By Molly Loughman
At Emerson’s annual Global Pathways program in Salzburg, students focus on media literacy, and global networks for innovation and engagement in digital culture while being immersed in the Austrian culture for three weeks.
“It’s not just a group of Emerson students hanging in another country. It’s quite the opposite actually,” said Paul Mihailidis, Associate Professor of Civic Media and Journalism, who led the Global Media Academy program in Salzburg. “Young people from 25 countries are in residence together working living and eating together. They are exposed to inspirational people doing impactful work in places like Bangladesh, Syria, and Palestine.”
With this year’s theme of The Cost of Disbelief: Fracturing Societies and the Erosion of Trust, students heard from Bangladeshi photojournalist and activist Shahidul Alam about vulnerability, trust, and courage through the medium of photography, as well as Naja Nielsen, digital director of BBC News, about journalistic responsibility, impartiality, and the freedom of speech.

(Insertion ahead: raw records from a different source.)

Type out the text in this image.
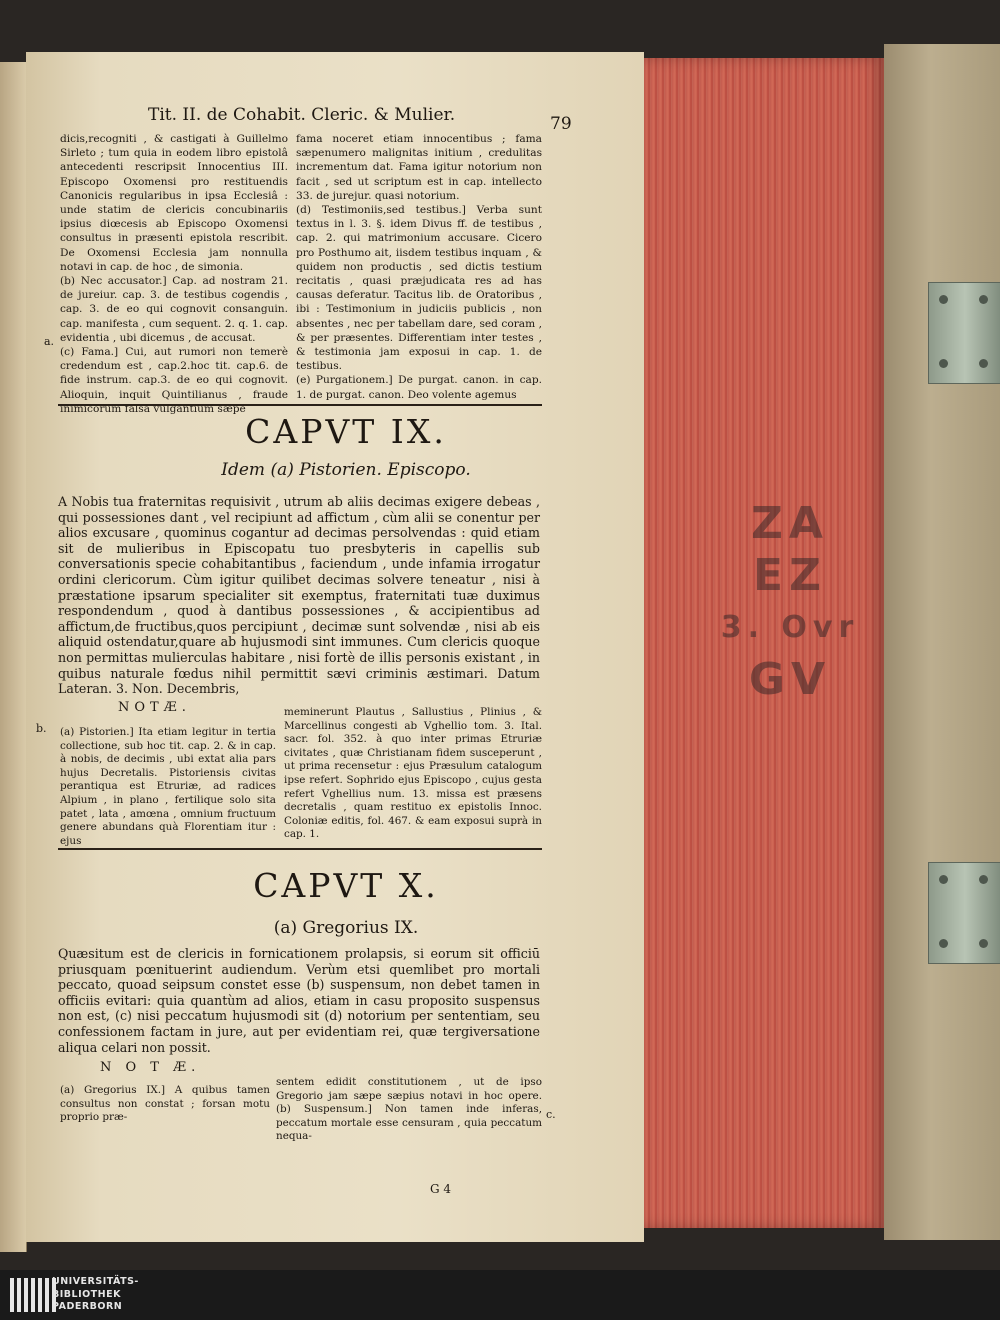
Tit. II. de Cohabit. Cleric. & Mulier.	79

dicis,recogniti , & castigati à Guillelmo Sirleto ; tum quia in eodem libro epistolâ antecedenti rescripsit Innocentius III. Episcopo Oxomensi pro restituendis Canonicis regularibus in ipsa Ecclesiâ : unde statim de clericis concubinariis ipsius diœcesis ab Episcopo Oxomensi consultus in præsenti epistola rescribit. De Oxomensi Ecclesia jam nonnulla notavi in cap. de hoc , de simonia.

(b) Nec accusator.] Cap. ad nostram 21. de jureiur. cap. 3. de testibus cogendis , cap. 3. de eo qui cognovit consanguin. cap. manifesta , cum sequent. 2. q. 1. cap. evidentia , ubi dicemus , de accusat.

(c) Fama.] Cui, aut rumori non temerè credendum est , cap.2.hoc tit. cap.6. de fide instrum. cap.3. de eo qui cognovit. Alioquin, inquit Quintilianus , fraude inimicorum falsa vulgantium sæpe

fama noceret etiam innocentibus ; fama sæpenumero malignitas initium , credulitas incrementum dat. Fama igitur notorium non facit , sed ut scriptum est in cap. intellecto 33. de jurejur. quasi notorium.

(d) Testimoniis,sed testibus.] Verba sunt textus in l. 3. §. idem Divus ff. de testibus , cap. 2. qui matrimonium accusare. Cicero pro Posthumo ait, iisdem testibus inquam , & quidem non productis , sed dictis testium recitatis , quasi præjudicata res ad has causas deferatur. Tacitus lib. de Oratoribus , ibi : Testimonium in judiciis publicis , non absentes , nec per tabellam dare, sed coram , & per præsentes. Differentiam inter testes , & testimonia jam exposui in cap. 1. de testibus.

(e) Purgationem.] De purgat. canon. in cap. 1. de purgat. canon. Deo volente agemus

CAPVT IX.
Idem (a) Pistorien. Episcopo.

A Nobis tua fraternitas requisivit , utrum ab aliis decimas exigere debeas , qui possessiones dant , vel recipiunt ad affictum , cùm alii se conentur per alios excusare , quominus cogantur ad decimas persolvendas : quid etiam sit de mulieribus in Episcopatu tuo presbyteris in capellis sub conversationis specie cohabitantibus , faciendum , unde infamia irrogatur ordini clericorum. Cùm igitur quilibet decimas solvere teneatur , nisi à præstatione ipsarum specialiter sit exemptus, fraternitati tuæ duximus respondendum , quod à dantibus possessiones , & accipientibus ad affictum,de fructibus,quos percipiunt , decimæ sunt solvendæ , nisi ab eis aliquid ostendatur,quare ab hujusmodi sint immunes. Cum clericis quoque non permittas mulierculas habitare , nisi fortè de illis personis existant , in quibus naturale fœdus nihil permittit sævi criminis æstimari. Datum Lateran. 3. Non. Decembris,

NOTÆ.

(a) Pistorien.] Ita etiam legitur in tertia collectione, sub hoc tit. cap. 2. & in cap. à nobis, de decimis , ubi extat alia pars hujus Decretalis. Pistoriensis civitas perantiqua est Etruriæ, ad radices Alpium , in plano , fertilique solo sita patet , lata , amœna , omnium fructuum genere abundans quà Florentiam itur : ejus

meminerunt Plautus , Sallustius , Plinius , & Marcellinus congesti ab Vghellio tom. 3. Ital. sacr. fol. 352. à quo inter primas Etruriæ civitates , quæ Christianam fidem susceperunt , ut prima recensetur : ejus Præsulum catalogum ipse refert. Sophrido ejus Episcopo , cujus gesta refert Vghellius num. 13. missa est præsens decretalis , quam restituo ex epistolis Innoc. Coloniæ editis, fol. 467. & eam exposui suprà in cap. 1.

CAPVT X.
(a) Gregorius IX.

Quæsitum est de clericis in fornicationem prolapsis, si eorum sit officiū priusquam pœnituerint audiendum. Verùm etsi quemlibet pro mortali peccato, quoad seipsum constet esse (b) suspensum, non debet tamen in officiis evitari: quia quantùm ad alios, etiam in casu proposito suspensus non est, (c) nisi peccatum hujusmodi sit (d) notorium per sententiam, seu confessionem factam in jure, aut per evidentiam rei, quæ tergiversatione aliqua celari non possit.

N O T Æ.

(a) Gregorius IX.] A quibus tamen consultus non constat ; forsan motu proprio præ-

sentem edidit constitutionem , ut de ipso Gregorio jam sæpe sæpius notavi in hoc opere. (b) Suspensum.] Non tamen inde inferas, peccatum mortale esse censuram , quia peccatum nequa-

G 4
a.
b.
c.
ZA
EZ
3. Ovr
GV
UNIVERSITÄTS-
BIBLIOTHEK
PADERBORN
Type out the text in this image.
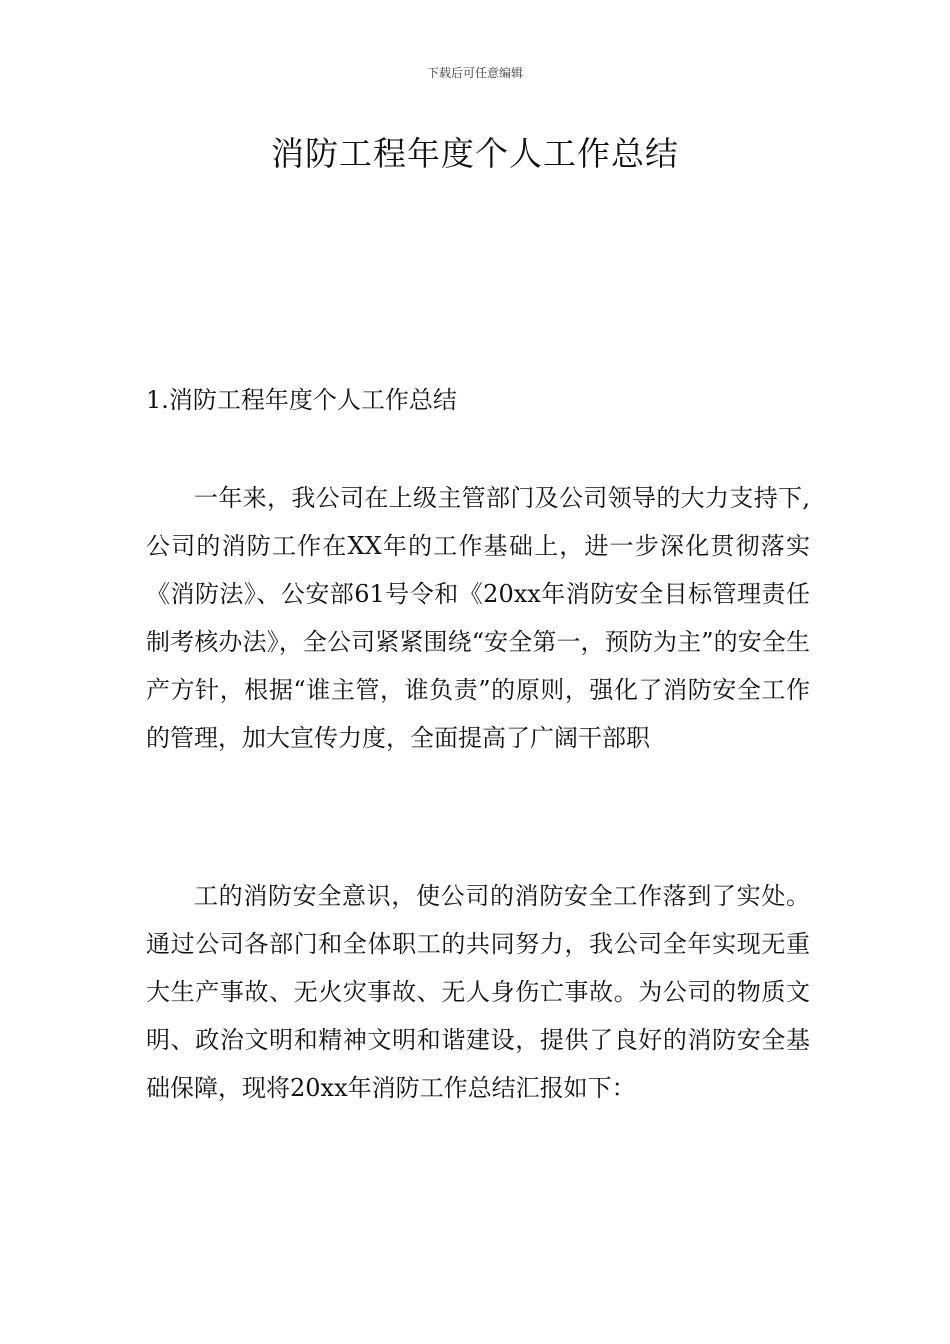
下载后可任意编辑
消防工程年度个人工作总结
1.消防工程年度个人工作总结

一年来，我公司在上级主管部门及公司领导的大力支持下,公司的消防工作在XX年的工作基础上，进一步深化贯彻落实《消防法》、公安部61号令和《20xx年消防安全目标管理责任制考核办法》，全公司紧紧围绕“安全第一，预防为主”的安全生产方针，根据“谁主管，谁负责”的原则，强化了消防安全工作的管理，加大宣传力度，全面提高了广阔干部职

工的消防安全意识，使公司的消防安全工作落到了实处。通过公司各部门和全体职工的共同努力，我公司全年实现无重大生产事故、无火灾事故、无人身伤亡事故。为公司的物质文明、政治文明和精神文明和谐建设，提供了良好的消防安全基础保障，现将20xx年消防工作总结汇报如下：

At the end of the 17-day program a digital publication, [re]BUILD: Interactive Learning Experiences for Media Literate Societies, is produced. The project features six approaches that push the boundaries to journalistic practices for engagement, innovative and accessible technology use, and inclusive storytelling.
This year’s group of Global Media Academy students are majoring in students in Media Arts and Media Design, along with undergraduates in Business of Creative Enterprises, Visual Media Arts, Journalism, Marketing, and Political Communication. During the program, students used their skills in media design, production, and editing, by creating infographics, videos, zines, and art for their projects.
“This year’s cohort was asked to do more, in a short amount of time, and engage in a topic that’s pressing and urgent. We had a new pedagogy model in place, which ask grad students to take a more leadership position. They did that and with lots of energy and rigor,” said Mihailidis.
“But the real skills of Emerson students are their creativity, their progressive approaches to learning together, their ability to navigate diverse backgrounds, to acknowledge others, and to be present. Those are the most important skills, and what Emerson does that’s so amazing.”